I definitely need to think more about how this would change the structure of our rewrite and existing code. At a certain point, we will have to link QNN ops together so that we are only operating in affine space and there is no transition back to real space in between affine-space regions. It’s not clear to me how to do this without violating the invariant that QNN always goes from real space to real space.

mikeseven · May 7, 2021, 5:29pm

Please correct me if I’m wrong. The way I understand real to real invariant is that quantization operations are carried in fp32. If scale and zero point are also in fp32 then, all quantization operations being linear, no error, fully invariant. Once you start using lower bit representation, invariant doesn’t hold.

electriclilies · May 7, 2021, 6:23pm

@mikeseven I think the real to real invariant strictly refers to the inputs and outputs of the QNN ops, not what is happening inside. Specifically, we’re talking about whether we have scaled and shifted (regardless of dtype). So in the “real to real” invariant, unscaled data would come in to QNN ops with the quantization parameters, be quantized within the QNN op, the operator would do stuff in affine space, then the output would be scaled and shifted back into real space. Essentially we’d be pushing qnn.quantize and qnn.requantize into the qnn.conv2d, qnn.dense, etc.

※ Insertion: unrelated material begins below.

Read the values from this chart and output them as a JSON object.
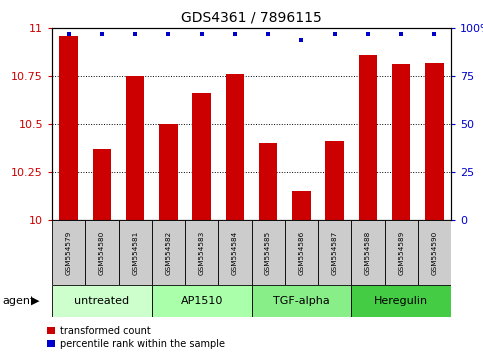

However, after some offline discussion, @AndrewZhaoLuo and I are not actually sure if that is the best approach because it makes quantizing weights ahead of time difficult and also introduces complexity into how we link up the QNN ops.

Given the depth of the discussion here and the large search space, maybe we should have an RFC to discuss the changes to QNN and what makes the most sense.

PeiqinSun · October 8, 2022, 9:31am

Thanks for your great work! I have a question that has anyone converted an ONNX with Q/DQ to RFC directly? Maybe any suggestions are given to me?

kuladeepmarupalli · January 12, 2023, 8:47am

Hi @electriclilies,

Thanks for the detailed post. Are the remaining 3 parts of the RFC posted somewhere as well?

Thanks in advance!

masahi · January 12, 2023, 8:12pm

No, there is no update on this initiative.